Canada/21 Decembre, 2022/ Source/ https://www.haltonhillstoday.ca/
“I think it’s important that we show our support for this and for residential school survivors,” said Councillor Clark Somerville
By Mansoor Tanweer
During their most recent meeting, local councillors passed a motion supporting this request from the City of Brantford to the provincial and federal governments.
The institute, located in Brantford, began its life in the 1800s as a residential school. The federal government closed the school in 1970. It was given new life two years later as a gallery, research centre and museum called the Woodland Cultural Centre.
The Truth and Reconciliation’s calls to action numbers 71 to 76 call on all levels of government to release records on residential schools.
“I think it’s important that we show our support for this and for residential school survivors,” said Councillor Clark Somerville, who brought the motion forth.
The Mohawk Institute closed in 1970 – a fact that Somerville found hard to fathom as he “was in school in 1970.”
“To be honest, even growing up… I never had any idea or concept of what residential schools were or the horror that the residents felt and the survivors felt,” Somerville said.
Newcomer Councillor Jason Brass seconded Somerville’s resolution.
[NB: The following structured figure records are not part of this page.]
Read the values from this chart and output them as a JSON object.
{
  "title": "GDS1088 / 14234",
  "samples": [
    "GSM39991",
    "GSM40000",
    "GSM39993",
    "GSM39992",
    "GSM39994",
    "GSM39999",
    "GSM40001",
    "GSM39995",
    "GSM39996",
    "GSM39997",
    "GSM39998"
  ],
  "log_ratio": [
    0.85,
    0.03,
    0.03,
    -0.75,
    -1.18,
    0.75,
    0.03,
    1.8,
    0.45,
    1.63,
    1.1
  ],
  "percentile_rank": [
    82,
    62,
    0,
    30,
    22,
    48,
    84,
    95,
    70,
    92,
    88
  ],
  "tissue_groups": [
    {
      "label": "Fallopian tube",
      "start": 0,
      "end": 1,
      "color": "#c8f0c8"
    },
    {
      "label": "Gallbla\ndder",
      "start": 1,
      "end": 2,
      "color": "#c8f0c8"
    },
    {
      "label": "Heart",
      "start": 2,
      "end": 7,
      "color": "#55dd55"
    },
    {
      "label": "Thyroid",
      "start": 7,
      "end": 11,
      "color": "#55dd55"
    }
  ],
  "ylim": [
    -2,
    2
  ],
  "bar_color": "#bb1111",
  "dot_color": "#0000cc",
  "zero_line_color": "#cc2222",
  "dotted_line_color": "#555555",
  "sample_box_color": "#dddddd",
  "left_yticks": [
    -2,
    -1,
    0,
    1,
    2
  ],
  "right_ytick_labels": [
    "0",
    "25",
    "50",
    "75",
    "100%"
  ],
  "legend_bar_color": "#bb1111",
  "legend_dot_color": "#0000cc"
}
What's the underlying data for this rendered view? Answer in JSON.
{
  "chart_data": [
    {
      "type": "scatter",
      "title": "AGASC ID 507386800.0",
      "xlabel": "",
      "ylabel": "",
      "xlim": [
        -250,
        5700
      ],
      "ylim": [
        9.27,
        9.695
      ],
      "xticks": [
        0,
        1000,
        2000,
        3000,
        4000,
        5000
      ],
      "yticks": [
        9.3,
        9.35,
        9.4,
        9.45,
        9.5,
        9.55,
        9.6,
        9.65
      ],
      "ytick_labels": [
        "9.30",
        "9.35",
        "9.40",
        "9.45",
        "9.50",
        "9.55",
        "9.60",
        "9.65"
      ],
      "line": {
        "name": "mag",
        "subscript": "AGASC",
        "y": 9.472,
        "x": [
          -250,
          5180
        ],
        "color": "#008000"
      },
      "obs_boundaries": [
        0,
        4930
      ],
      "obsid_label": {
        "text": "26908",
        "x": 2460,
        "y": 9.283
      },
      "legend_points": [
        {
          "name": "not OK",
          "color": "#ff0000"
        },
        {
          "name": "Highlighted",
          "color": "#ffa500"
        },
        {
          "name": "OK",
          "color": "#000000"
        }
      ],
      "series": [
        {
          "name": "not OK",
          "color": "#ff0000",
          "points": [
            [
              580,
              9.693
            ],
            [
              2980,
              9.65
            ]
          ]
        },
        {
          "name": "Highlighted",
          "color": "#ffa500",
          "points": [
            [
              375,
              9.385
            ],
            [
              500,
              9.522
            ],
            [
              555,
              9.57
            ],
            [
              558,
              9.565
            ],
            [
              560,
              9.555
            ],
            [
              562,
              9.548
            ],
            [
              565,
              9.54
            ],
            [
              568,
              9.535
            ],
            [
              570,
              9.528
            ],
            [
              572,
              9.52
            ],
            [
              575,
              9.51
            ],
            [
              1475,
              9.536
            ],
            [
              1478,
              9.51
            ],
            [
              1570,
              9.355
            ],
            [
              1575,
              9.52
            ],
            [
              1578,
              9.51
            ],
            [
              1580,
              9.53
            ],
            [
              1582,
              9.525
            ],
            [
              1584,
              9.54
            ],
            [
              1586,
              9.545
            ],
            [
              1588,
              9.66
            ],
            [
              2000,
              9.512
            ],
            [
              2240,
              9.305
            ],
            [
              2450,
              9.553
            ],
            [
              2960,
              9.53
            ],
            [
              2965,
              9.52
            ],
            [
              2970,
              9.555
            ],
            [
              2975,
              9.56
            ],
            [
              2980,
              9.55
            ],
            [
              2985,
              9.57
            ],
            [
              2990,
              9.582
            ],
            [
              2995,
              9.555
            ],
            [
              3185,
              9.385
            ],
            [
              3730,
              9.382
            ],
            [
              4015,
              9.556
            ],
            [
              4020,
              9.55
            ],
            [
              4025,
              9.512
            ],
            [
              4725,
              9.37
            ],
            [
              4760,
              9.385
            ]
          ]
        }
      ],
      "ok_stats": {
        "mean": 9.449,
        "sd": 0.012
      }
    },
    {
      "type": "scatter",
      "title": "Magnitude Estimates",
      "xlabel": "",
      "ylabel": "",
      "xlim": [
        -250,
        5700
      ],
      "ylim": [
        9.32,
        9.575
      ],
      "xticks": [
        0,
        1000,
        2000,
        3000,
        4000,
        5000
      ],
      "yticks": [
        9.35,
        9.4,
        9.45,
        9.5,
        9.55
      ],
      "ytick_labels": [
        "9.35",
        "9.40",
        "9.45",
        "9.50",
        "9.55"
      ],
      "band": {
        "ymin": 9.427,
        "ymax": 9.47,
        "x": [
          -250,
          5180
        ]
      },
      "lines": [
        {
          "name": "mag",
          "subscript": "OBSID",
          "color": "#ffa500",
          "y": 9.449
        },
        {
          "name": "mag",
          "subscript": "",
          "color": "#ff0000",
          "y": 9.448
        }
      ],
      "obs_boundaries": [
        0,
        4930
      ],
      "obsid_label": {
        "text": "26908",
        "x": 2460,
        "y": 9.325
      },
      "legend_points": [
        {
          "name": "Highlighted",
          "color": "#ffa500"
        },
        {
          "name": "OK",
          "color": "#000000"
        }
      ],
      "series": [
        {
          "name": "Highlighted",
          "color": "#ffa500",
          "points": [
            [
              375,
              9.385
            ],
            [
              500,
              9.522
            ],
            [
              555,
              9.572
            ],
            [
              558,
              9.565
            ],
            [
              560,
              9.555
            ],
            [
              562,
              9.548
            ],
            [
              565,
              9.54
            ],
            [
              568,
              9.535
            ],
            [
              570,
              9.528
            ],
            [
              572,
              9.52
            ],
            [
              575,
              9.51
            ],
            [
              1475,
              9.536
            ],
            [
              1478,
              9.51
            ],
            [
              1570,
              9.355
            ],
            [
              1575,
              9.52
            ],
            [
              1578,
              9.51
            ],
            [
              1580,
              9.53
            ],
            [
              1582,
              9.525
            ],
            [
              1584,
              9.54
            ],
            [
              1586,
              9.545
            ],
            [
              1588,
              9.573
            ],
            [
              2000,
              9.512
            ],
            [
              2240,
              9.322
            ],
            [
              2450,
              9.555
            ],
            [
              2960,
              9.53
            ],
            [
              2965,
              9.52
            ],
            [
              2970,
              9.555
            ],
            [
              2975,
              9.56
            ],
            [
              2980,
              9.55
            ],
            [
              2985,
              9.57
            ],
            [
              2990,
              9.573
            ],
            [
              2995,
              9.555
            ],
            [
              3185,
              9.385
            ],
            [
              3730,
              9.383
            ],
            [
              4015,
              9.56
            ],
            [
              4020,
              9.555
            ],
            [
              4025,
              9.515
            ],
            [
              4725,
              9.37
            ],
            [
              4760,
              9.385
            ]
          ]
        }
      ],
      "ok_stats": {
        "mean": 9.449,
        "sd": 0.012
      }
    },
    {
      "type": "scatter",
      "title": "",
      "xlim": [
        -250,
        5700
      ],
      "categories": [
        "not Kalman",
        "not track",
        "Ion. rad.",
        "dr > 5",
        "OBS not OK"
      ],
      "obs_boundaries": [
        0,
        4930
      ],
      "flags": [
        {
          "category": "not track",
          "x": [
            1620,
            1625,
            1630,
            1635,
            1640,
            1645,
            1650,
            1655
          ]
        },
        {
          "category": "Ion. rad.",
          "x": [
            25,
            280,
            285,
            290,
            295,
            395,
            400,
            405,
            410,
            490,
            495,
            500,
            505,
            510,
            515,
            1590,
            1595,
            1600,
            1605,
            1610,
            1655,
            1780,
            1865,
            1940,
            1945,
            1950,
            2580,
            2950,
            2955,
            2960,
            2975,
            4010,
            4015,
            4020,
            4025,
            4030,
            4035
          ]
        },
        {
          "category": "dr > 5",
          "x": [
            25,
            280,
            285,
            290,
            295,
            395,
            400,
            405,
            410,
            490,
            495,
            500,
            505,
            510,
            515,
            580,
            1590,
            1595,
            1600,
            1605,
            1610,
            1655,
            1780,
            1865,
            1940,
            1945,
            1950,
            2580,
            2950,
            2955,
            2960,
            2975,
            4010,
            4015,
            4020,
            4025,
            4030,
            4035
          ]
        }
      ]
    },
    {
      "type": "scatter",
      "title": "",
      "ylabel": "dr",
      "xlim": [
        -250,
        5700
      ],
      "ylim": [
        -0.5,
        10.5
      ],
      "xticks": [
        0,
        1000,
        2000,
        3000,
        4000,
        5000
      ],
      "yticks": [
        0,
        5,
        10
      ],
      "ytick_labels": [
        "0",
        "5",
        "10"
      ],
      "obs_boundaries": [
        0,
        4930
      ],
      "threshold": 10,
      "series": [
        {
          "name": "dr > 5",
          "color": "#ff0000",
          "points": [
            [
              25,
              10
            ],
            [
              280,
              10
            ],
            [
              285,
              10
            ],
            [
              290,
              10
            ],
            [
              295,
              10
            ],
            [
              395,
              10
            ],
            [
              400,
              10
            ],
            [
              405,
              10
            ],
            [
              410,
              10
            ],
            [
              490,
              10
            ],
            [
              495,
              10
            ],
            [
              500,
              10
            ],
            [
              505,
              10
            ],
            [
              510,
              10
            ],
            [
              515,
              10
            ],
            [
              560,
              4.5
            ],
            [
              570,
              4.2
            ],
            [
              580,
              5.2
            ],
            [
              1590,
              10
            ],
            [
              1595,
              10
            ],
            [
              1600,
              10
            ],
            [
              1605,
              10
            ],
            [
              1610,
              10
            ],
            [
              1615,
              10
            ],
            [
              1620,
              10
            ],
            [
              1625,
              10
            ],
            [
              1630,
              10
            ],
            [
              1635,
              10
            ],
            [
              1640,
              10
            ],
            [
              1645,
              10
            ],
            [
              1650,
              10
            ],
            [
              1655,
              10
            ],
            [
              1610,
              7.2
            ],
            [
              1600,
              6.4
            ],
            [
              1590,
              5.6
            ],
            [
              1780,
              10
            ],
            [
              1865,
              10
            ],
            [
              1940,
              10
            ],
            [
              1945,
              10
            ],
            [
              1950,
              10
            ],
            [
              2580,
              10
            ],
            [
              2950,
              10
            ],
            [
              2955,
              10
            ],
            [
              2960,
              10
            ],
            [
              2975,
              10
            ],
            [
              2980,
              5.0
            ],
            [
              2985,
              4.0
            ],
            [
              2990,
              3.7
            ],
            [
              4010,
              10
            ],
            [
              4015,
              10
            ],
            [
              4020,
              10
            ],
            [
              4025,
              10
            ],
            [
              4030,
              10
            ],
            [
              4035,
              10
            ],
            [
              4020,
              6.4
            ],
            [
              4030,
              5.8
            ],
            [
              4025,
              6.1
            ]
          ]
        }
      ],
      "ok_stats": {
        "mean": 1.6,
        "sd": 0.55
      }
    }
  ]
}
He expressed astonishment at Ontario historically having 18 residential schools and 142 of these institutions around the country.
The last residential school in Canada – the Gordon Residential School in Punnichy, Saskatchewan – closed in 1996. By then, around 150,000 students had forcibly been through the institutions.
The National Centre for Truth and Reconciliation has named 48 children who died at the Mohawk Institute. Three of them died as late as the 1960s. These include Joseph William Commanda (died Sept. 3, 1968), Morley Snake (Jan. 22, 1965) and Mary Ann Suzan Clara Ottereyes (Sept. 5, 1965).
Searches on the grounds of the former institute are carrying on. The Province pledged $1.3 million in May to help with the effort.